Blindly lending support to our soldiers, I fear, will keep them
overseas longer by giving soft acquiescence to the hawks who sent them
there — and who might one day want to send them somewhere else. Trust
me, a guy who thought 50.7% was a mandate isn't going to pick up on
the subtleties of a parade for just service in an unjust war. He's
going to be looking for funnel cake.

Besides, those little yellow ribbons aren't really for the troops.
They need body armor, shorter stays and a USO show by the cast of
"Laguna Beach."

The real purpose of those ribbons is to ease some of the guilt we feel
for voting to send them to war and then making absolutely no
sacrifices other than enduring two Wolf Blitzer shows a day. Though
there should be a ribbon for that.

I understand the guilt. We know we're sending recruits to do our dirty
work, and we want to seem grateful.

After we've decided that we made a mistake, we don't want to blame the
soldiers who were ordered to fight. Or even our representatives, who
were deceived by false intelligence. And certainly not ourselves, who
failed to object to a war we barely understood.
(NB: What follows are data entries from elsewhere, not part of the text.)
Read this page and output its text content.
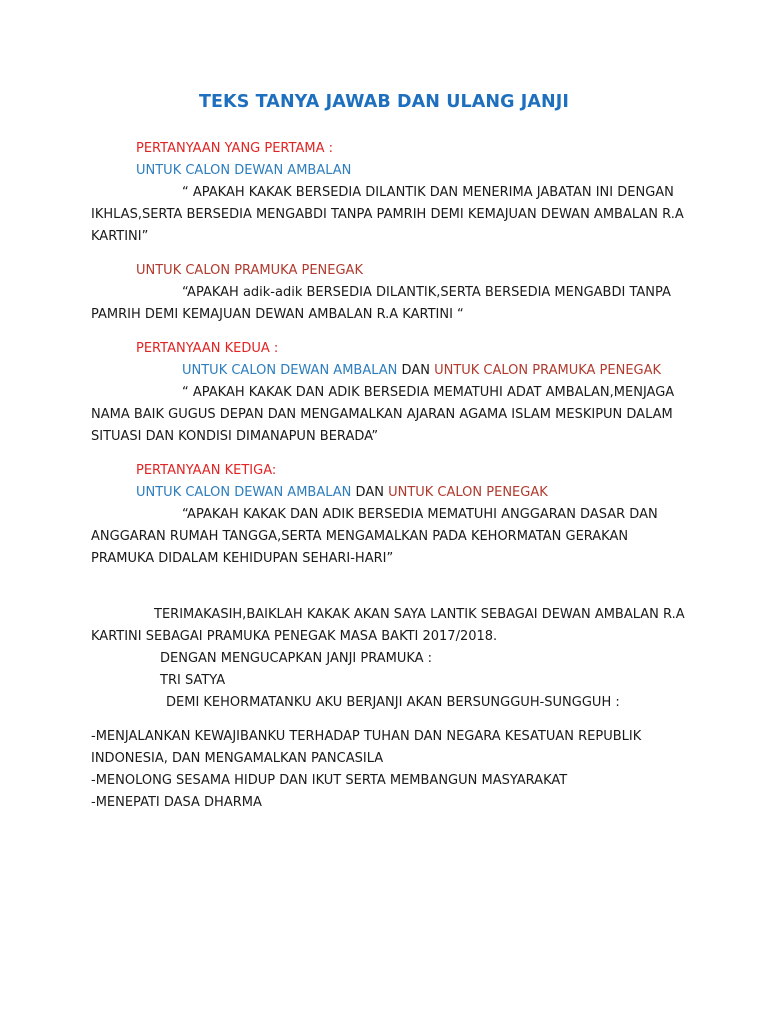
TEKS TANYA JAWAB DAN ULANG JANJI
PERTANYAAN YANG PERTAMA :
UNTUK CALON DEWAN AMBALAN
“ APAKAH KAKAK BERSEDIA DILANTIK DAN MENERIMA JABATAN INI DENGAN
IKHLAS,SERTA BERSEDIA MENGABDI TANPA PAMRIH DEMI KEMAJUAN DEWAN AMBALAN R.A
KARTINI”
UNTUK CALON PRAMUKA PENEGAK
“APAKAH adik-adik BERSEDIA DILANTIK,SERTA BERSEDIA MENGABDI TANPA
PAMRIH DEMI KEMAJUAN DEWAN AMBALAN R.A KARTINI “
PERTANYAAN KEDUA :
UNTUK CALON DEWAN AMBALAN DAN UNTUK CALON PRAMUKA PENEGAK
“ APAKAH KAKAK DAN ADIK BERSEDIA MEMATUHI ADAT AMBALAN,MENJAGA
NAMA BAIK GUGUS DEPAN DAN MENGAMALKAN AJARAN AGAMA ISLAM MESKIPUN DALAM
SITUASI DAN KONDISI DIMANAPUN BERADA”
PERTANYAAN KETIGA:
UNTUK CALON DEWAN AMBALAN DAN UNTUK CALON PENEGAK
“APAKAH KAKAK DAN ADIK BERSEDIA MEMATUHI ANGGARAN DASAR DAN
ANGGARAN RUMAH TANGGA,SERTA MENGAMALKAN PADA KEHORMATAN GERAKAN
PRAMUKA DIDALAM KEHIDUPAN SEHARI-HARI”
TERIMAKASIH,BAIKLAH KAKAK AKAN SAYA LANTIK SEBAGAI DEWAN AMBALAN R.A
KARTINI SEBAGAI PRAMUKA PENEGAK MASA BAKTI 2017/2018.
DENGAN MENGUCAPKAN JANJI PRAMUKA :
TRI SATYA
DEMI KEHORMATANKU AKU BERJANJI AKAN BERSUNGGUH-SUNGGUH :
-MENJALANKAN KEWAJIBANKU TERHADAP TUHAN DAN NEGARA KESATUAN REPUBLIK
INDONESIA, DAN MENGAMALKAN PANCASILA
-MENOLONG SESAMA HIDUP DAN IKUT SERTA MEMBANGUN MASYARAKAT
-MENEPATI DASA DHARMA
But blaming the president is a little too easy. The truth is that
people who pull triggers are ultimately responsible, whether they're
following orders or not. An army of people making individual moral
choices may be inefficient, but an army of people ignoring their
morality is horrifying. An army of people ignoring their morality, by
the way, is also Jack Abramoff's pet name for the House of
Representatives.

I do sympathize with people who joined up to protect our country,
especially after 9/11, and were tricked into fighting in Iraq. I get
mad when I'm tricked into clicking on a pop-up ad, so I can only
imagine how they feel.

But when you volunteer for the U.S. military, you pretty much know
you're not going to be fending off invasions from Mexico and Canada.
So you're willingly signing up to be a fighting tool of American
imperialism, for better or worse. Sometimes you get lucky and get to
fight ethnic genocide in Kosovo, but other times it's Vietnam.

And sometimes, for reasons I don't understand, you get to just hang
out in Germany.

I know this is all easy to say for a guy who grew up with money, did
well in school and hasn't so much as served on jury duty for his
country. But it's really not that easy to say because anyone remotely
affiliated with the military could easily beat me up, and I'm listed
in the phone book.

I'm not advocating that we spit on returning veterans like they did
after the Vietnam War, but we shouldn't be celebrating people for
doing something we don't think was a good idea. All I'm asking is that
we give our returning soldiers what they need: hospitals, pensions,
mental health and a safe, immediate return. But, please, no parades.

Seriously, the traffic is insufferable.